ISO, the region's power grid operator, in June objected to the original plan
to bury 24 of the 69 miles of power lines, because it was unsure the buried
lines would be reliable, which led to the forming of the ROC.
But the report released Monday included upgrades, such as using a different
type of cable and replacing a number of surge arresters to protect against
excess voltage at substations, that make burying up to 24 miles of lines --
between the Norwalk substation and the East Devon substation in Milford --
technologically feasible.
"Anything additional would not operate reliably," ISO spokeswoman
Ellen Foley said Tuesday of the report's finding.
But Gov. M. Jodi Rell was "deeply disappointed" that the committee
didn't offer other alternatives.
In a news release, the governor said, "This report is a long and
technical explanation of all the things we cannot do. I had hoped to see more
alternatives -- not a laundry list of reasons why other proposals won't
work." Rell spokesman Rich Harris said Tuesday the governor wanted
suggestions to mediate some residents' concerns about the physical impact
above-ground power lines will have on their communities.

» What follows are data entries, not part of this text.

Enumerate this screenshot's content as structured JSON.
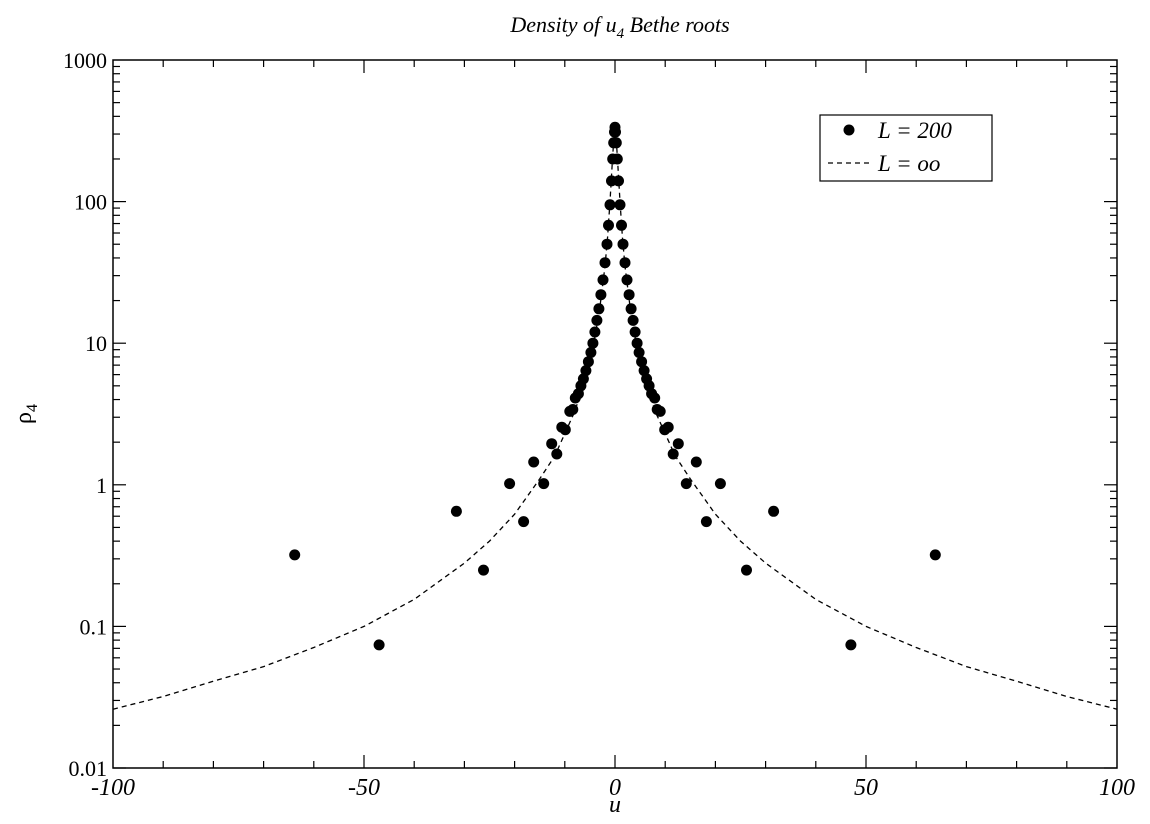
{
  "chart_data": {
    "type": "scatter",
    "title_parts": {
      "prefix": "Density of ",
      "sym": "u",
      "sub": "4",
      "suffix": " Bethe roots"
    },
    "xlabel": "u",
    "ylabel_parts": {
      "sym": "ρ",
      "sub": "4"
    },
    "xlim": [
      -100,
      100
    ],
    "ylim": [
      0.01,
      1000
    ],
    "yscale": "log",
    "grid": false,
    "legend_position": "top-right",
    "x_ticks": [
      {
        "value": -100,
        "label": "-100"
      },
      {
        "value": -50,
        "label": "-50"
      },
      {
        "value": 0,
        "label": "0"
      },
      {
        "value": 50,
        "label": "50"
      },
      {
        "value": 100,
        "label": "100"
      }
    ],
    "y_ticks": [
      {
        "value": 0.01,
        "label": "0.01"
      },
      {
        "value": 0.1,
        "label": "0.1"
      },
      {
        "value": 1,
        "label": "1"
      },
      {
        "value": 10,
        "label": "10"
      },
      {
        "value": 100,
        "label": "100"
      },
      {
        "value": 1000,
        "label": "1000"
      }
    ],
    "series": [
      {
        "name": "L = 200",
        "style": "markers",
        "color": "#000000",
        "points": [
          [
            -63.8,
            0.32
          ],
          [
            -47.0,
            0.074
          ],
          [
            -31.6,
            0.65
          ],
          [
            -26.2,
            0.25
          ],
          [
            -21.0,
            1.02
          ],
          [
            -18.2,
            0.55
          ],
          [
            -16.2,
            1.45
          ],
          [
            -14.2,
            1.02
          ],
          [
            -12.6,
            1.95
          ],
          [
            -11.6,
            1.65
          ],
          [
            -10.6,
            2.55
          ],
          [
            -9.9,
            2.45
          ],
          [
            -9.0,
            3.3
          ],
          [
            -8.4,
            3.4
          ],
          [
            -7.9,
            4.1
          ],
          [
            -7.3,
            4.4
          ],
          [
            -6.8,
            5.0
          ],
          [
            -6.3,
            5.6
          ],
          [
            -5.8,
            6.4
          ],
          [
            -5.3,
            7.4
          ],
          [
            -4.8,
            8.6
          ],
          [
            -4.4,
            10.0
          ],
          [
            -4.0,
            12.0
          ],
          [
            -3.6,
            14.5
          ],
          [
            -3.2,
            17.5
          ],
          [
            -2.8,
            22.0
          ],
          [
            -2.4,
            28.0
          ],
          [
            -2.0,
            37.0
          ],
          [
            -1.6,
            50.0
          ],
          [
            -1.3,
            68.0
          ],
          [
            -1.0,
            95.0
          ],
          [
            -0.7,
            140.0
          ],
          [
            -0.45,
            200.0
          ],
          [
            -0.25,
            260.0
          ],
          [
            -0.1,
            310.0
          ],
          [
            0.0,
            335.0
          ],
          [
            0.1,
            310.0
          ],
          [
            0.25,
            260.0
          ],
          [
            0.45,
            200.0
          ],
          [
            0.7,
            140.0
          ],
          [
            1.0,
            95.0
          ],
          [
            1.3,
            68.0
          ],
          [
            1.6,
            50.0
          ],
          [
            2.0,
            37.0
          ],
          [
            2.4,
            28.0
          ],
          [
            2.8,
            22.0
          ],
          [
            3.2,
            17.5
          ],
          [
            3.6,
            14.5
          ],
          [
            4.0,
            12.0
          ],
          [
            4.4,
            10.0
          ],
          [
            4.8,
            8.6
          ],
          [
            5.3,
            7.4
          ],
          [
            5.8,
            6.4
          ],
          [
            6.3,
            5.6
          ],
          [
            6.8,
            5.0
          ],
          [
            7.3,
            4.4
          ],
          [
            7.9,
            4.1
          ],
          [
            8.4,
            3.4
          ],
          [
            9.0,
            3.3
          ],
          [
            9.9,
            2.45
          ],
          [
            10.6,
            2.55
          ],
          [
            11.6,
            1.65
          ],
          [
            12.6,
            1.95
          ],
          [
            14.2,
            1.02
          ],
          [
            16.2,
            1.45
          ],
          [
            18.2,
            0.55
          ],
          [
            21.0,
            1.02
          ],
          [
            26.2,
            0.25
          ],
          [
            31.6,
            0.65
          ],
          [
            47.0,
            0.074
          ],
          [
            63.8,
            0.32
          ]
        ]
      },
      {
        "name": "L = oo",
        "style": "dashed",
        "color": "#000000",
        "points": [
          [
            -100,
            0.026
          ],
          [
            -90,
            0.032
          ],
          [
            -80,
            0.041
          ],
          [
            -70,
            0.052
          ],
          [
            -60,
            0.071
          ],
          [
            -50,
            0.1
          ],
          [
            -40,
            0.155
          ],
          [
            -30,
            0.28
          ],
          [
            -25,
            0.4
          ],
          [
            -20,
            0.62
          ],
          [
            -15,
            1.1
          ],
          [
            -12,
            1.6
          ],
          [
            -10,
            2.3
          ],
          [
            -8,
            3.3
          ],
          [
            -6,
            5.5
          ],
          [
            -5,
            7.5
          ],
          [
            -4,
            11.0
          ],
          [
            -3,
            18.0
          ],
          [
            -2,
            35.0
          ],
          [
            -1.5,
            55.0
          ],
          [
            -1,
            100.0
          ],
          [
            -0.5,
            200.0
          ],
          [
            -0.2,
            290.0
          ],
          [
            0,
            335.0
          ],
          [
            0.2,
            290.0
          ],
          [
            0.5,
            200.0
          ],
          [
            1,
            100.0
          ],
          [
            1.5,
            55.0
          ],
          [
            2,
            35.0
          ],
          [
            3,
            18.0
          ],
          [
            4,
            11.0
          ],
          [
            5,
            7.5
          ],
          [
            6,
            5.5
          ],
          [
            8,
            3.3
          ],
          [
            10,
            2.3
          ],
          [
            12,
            1.6
          ],
          [
            15,
            1.1
          ],
          [
            20,
            0.62
          ],
          [
            25,
            0.4
          ],
          [
            30,
            0.28
          ],
          [
            40,
            0.155
          ],
          [
            50,
            0.1
          ],
          [
            60,
            0.071
          ],
          [
            70,
            0.052
          ],
          [
            80,
            0.041
          ],
          [
            90,
            0.032
          ],
          [
            100,
            0.026
          ]
        ]
      }
    ]
  }
}
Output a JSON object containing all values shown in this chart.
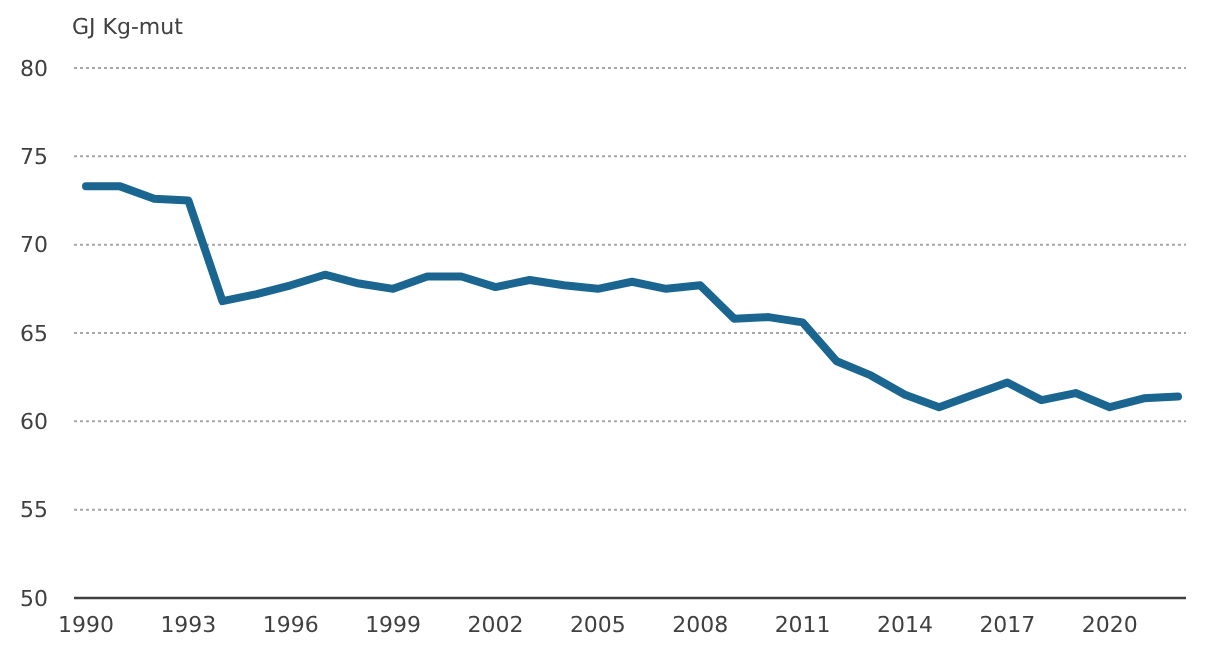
{
  "chart_data": {
    "type": "line",
    "ylabel": "GJ Kg-mut",
    "categories": [
      "1990",
      null,
      null,
      "1993",
      null,
      null,
      "1996",
      null,
      null,
      "1999",
      null,
      null,
      "2002",
      null,
      null,
      "2005",
      null,
      null,
      "2008",
      null,
      null,
      "2011",
      null,
      null,
      "2014",
      null,
      null,
      "2017",
      null,
      null,
      "2020",
      null,
      null
    ],
    "series": [
      {
        "color": "#1a6690",
        "values": [
          73.3,
          73.3,
          72.6,
          72.5,
          66.8,
          67.2,
          67.7,
          68.3,
          67.8,
          67.5,
          68.2,
          68.2,
          67.6,
          68.0,
          67.7,
          67.5,
          67.9,
          67.5,
          67.7,
          65.8,
          65.9,
          65.6,
          63.4,
          62.6,
          61.5,
          60.8,
          61.5,
          62.2,
          61.2,
          61.6,
          60.8,
          61.3,
          61.4
        ]
      }
    ],
    "ylim": [
      50,
      80
    ],
    "yticks": [
      50,
      55,
      60,
      65,
      70,
      75,
      80
    ],
    "grid": "y",
    "marker": "none",
    "line_style": "solid"
  }
}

But, "We did look at other alternatives," UI spokeswoman Marcia
Wellman said Tuesday.
She described the ROC's task as finding ways to maximize the amount of
underground transmission lines, and said, "While overhead wire and
underground cable do the same thing -- they do so differently -- [underground]
cable introduces far more complexity into the system --" At more than 24
miles, underground cable is more likely to fail and deliver power spikes than
overhead wires, said Wellman, citing what she called "the physics of
electricity." The utilities are now updating their original cost estimate
of $600 million to bury 24 miles of transmission lines, Wellman said, to reflect
the difference in cable and adjustments to existing substations. The utilities
expect to submit those numbers sometime next week, according to Wellman.
The Siting Council, which meets at 10 Franklin Square, New Britain, holds its
next public hearing on the lines from 10 a.m. to 5 p.m. on Jan. 5. The council
begins hearings on the ROC report on Jan. 11, according to its Web site.